According to the researchers, the system will offer a 1 week warning for a 45 meter diameter and 3 weeks for a 140 meter diameter asteroid. “That’s enough time to evacuate the area of people, take measures to protect buildings and other infrastructure, and be alert to a tsunami danger generated by ocean impacts,” said John Tonry, principal investigator for the project.
The system, called Asteroid Terrestrial-Impact Last Alert System (ATLAS), will operate up to 8 small telescopes, each fitted with cameras of up to 100 megapixels, on mounts housed at one or two locations on the Hawaiian Islands. ATLAS will patrol the visible sky twice a night looking for faint objects moving through space, starting by the end of 2015 when it will be fully operational. The project got a $5 million grant from NASA Near Earth Objects Observations program, with $3.5 million allocated for design and construction in the first 3 years and the remnant for operation in the following 2 years.

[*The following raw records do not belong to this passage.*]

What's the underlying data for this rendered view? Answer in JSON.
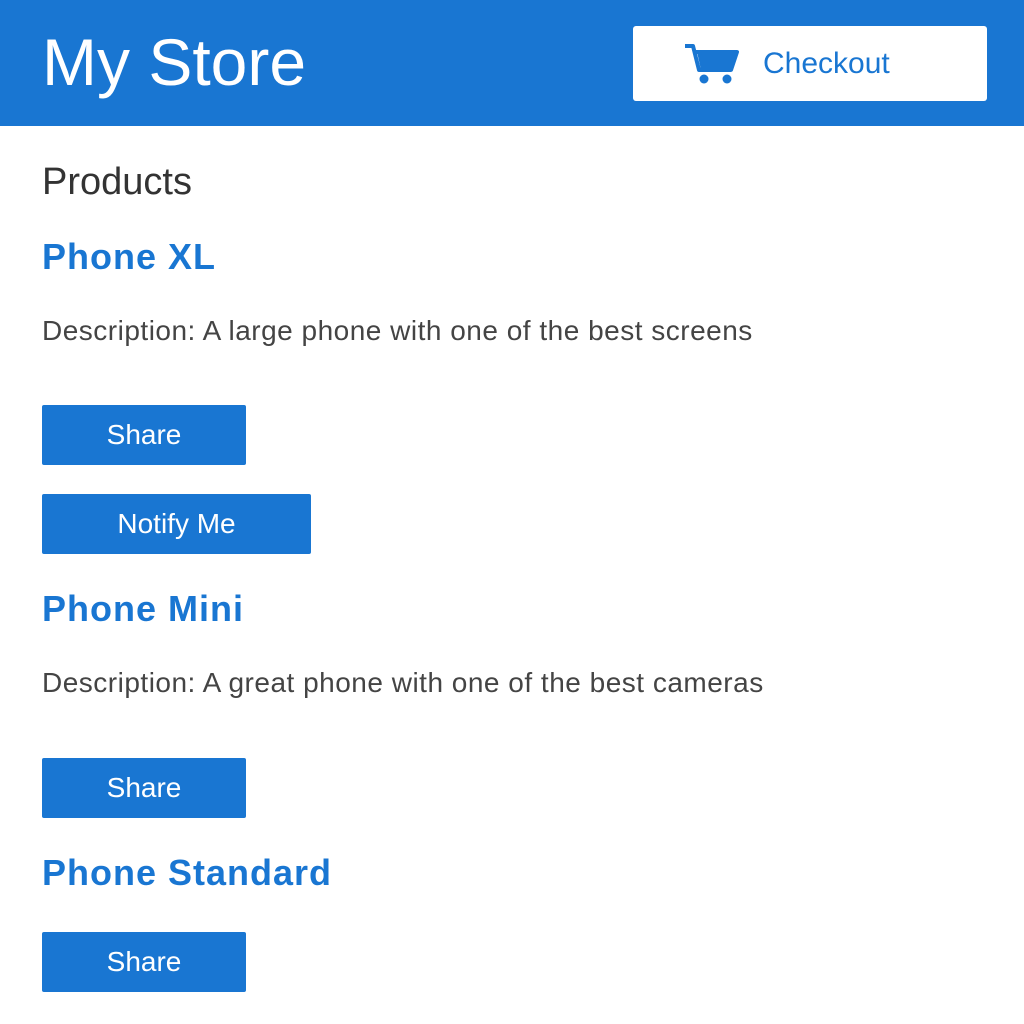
{
  "header": {
    "title": "My Store",
    "checkout_label": "Checkout",
    "checkout_icon": "shopping-cart-icon",
    "background_color": "#1976d2"
  },
  "main": {
    "heading": "Products",
    "products": [
      {
        "name": "Phone XL",
        "description": "Description: A large phone with one of the best screens",
        "share_label": "Share",
        "notify_label": "Notify Me"
      },
      {
        "name": "Phone Mini",
        "description": "Description: A great phone with one of the best cameras",
        "share_label": "Share"
      },
      {
        "name": "Phone Standard",
        "share_label": "Share"
      }
    ]
  }
}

ATLAS will complement the Institute for Astronomy’s Pan-STARRS project, a system that searches for large “killer asteroids” years, decades, and even centuries before they might impact Earth. However, while Pan-STARRS takes 1 month to complete one mapping of the visible sky in a deep but narrow survey, ATLAS will look in a closer and wider path to help identify the smaller asteroids that hit Earth much more frequently.
Most asteroids reside in the main asteroid belt between Mars and Jupiter. However, some asteroids, called near-Earth objects (NEO), can orbit much closer to our planet; sometimes their paths can bring them on a collision course with Earth. Such space rocks can represent a significant threat. Scientists estimate that about once every few hundred years Earth is hit by a potential killer asteroid. The most recent impact of this kind was the Tunguska event, in Siberia, that occurred 103 years ago.
Tonry is very confident in ATLAS’ capacity to observe NEOs and he compared the network’s sensitivity to detecting a match flame in New York City when viewed from San Francisco. ATLAS will not only look for asteroids, but will also look for dwarf planets, supernova explosions, and other astronomical events.
While ATLAS will observe the sky from on the ground, Canadians are building in-orbit systems (NEOSSat and Sapphire) to detect and observe NEOs. These are just a few of the asteroid monitoring projects whose profiles have been raised by the failure of any existing monitoring program to detect the damaging Chebarkul meteor.